Facebook’s TextStyleBrush marks yet another breakthrough in the AI field characterized by a significant reduction in required training data. Another such breakthrough, publicly detailed in December 2020, came from the press offices of popular GPU manufacturer NVidia. This breakthrough detailed a new technique for image processing in Generative Adversarial Networks (GAN) they coined adaptive discriminator augmentation (ADA). Using ADA, researchers were able to reduce the number of required training data images by as much as 2000%.
Artificial Intelligence is a rapidly expanding field of academic study. While breakthroughs in academia are not always fast to translate into commerce, the prevalence of study can be regarded as a functional proxy. That is, more research is likely to translate to more consumer applications. Standford University’s 2021 AI Index Report noted a 1200% increase in AI publications in peer-reviewed journals from 2000-2019. See the chart below:
East Asia & the Pacific regions have reigned kings of publications internationally with Europe, Central Asia, and North America nipping at their heels. Regions of Africa and South Asia have seen the highest degree of relative growth in AI research in the past 10 years, increasing by nearly 700%.

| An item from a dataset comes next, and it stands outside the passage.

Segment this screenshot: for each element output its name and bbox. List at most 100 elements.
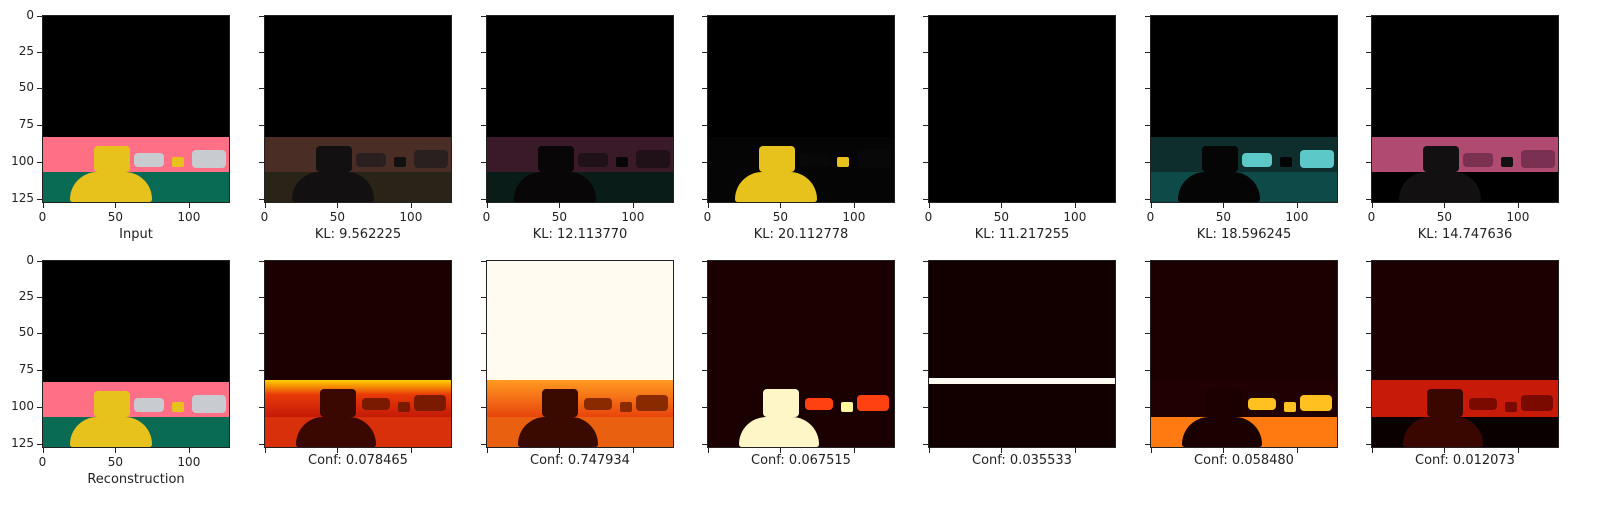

At this point, it’s anyone’s guess as to whether the willingness of corporations like Facebook to make their internal research publicly available will have unpredictable effects on the pace of academic research. It may be that post-docs decide they want bigger pay-checks and more flexible working hours!
The authors of the paper detailing the technology behind TextBrushStyle close by remarking on some known shortcomings. Among them, accuracy failures for complex text styles with damaged text (holes in signs), overly unique texts (not many related samples likely), and inconsistent color grading among source images.
The authors also note a particular difficulty in accurately representing text based on source text written on metallic surfaces. Given the black-box nature of many learning models, it is hard to wager a guess as to why these particular contexts present the model with trouble.
- Krishnan, Praveen, et al. “TextStyleBrush: Transfer of Text Aesthetics from a Single Example.” Journal of Latex Class Files, vol. 14, no. 8, 2015, arxiv.org/abs/2106.08385v1.
Note: The Journal of Latex Class Files is not an actual journal but rather an automated notation generated by IEEE Author publishing templates for use with LaTeX containing documents. It was cited here for both humor given the FB paper retained this notation of the header as well as education.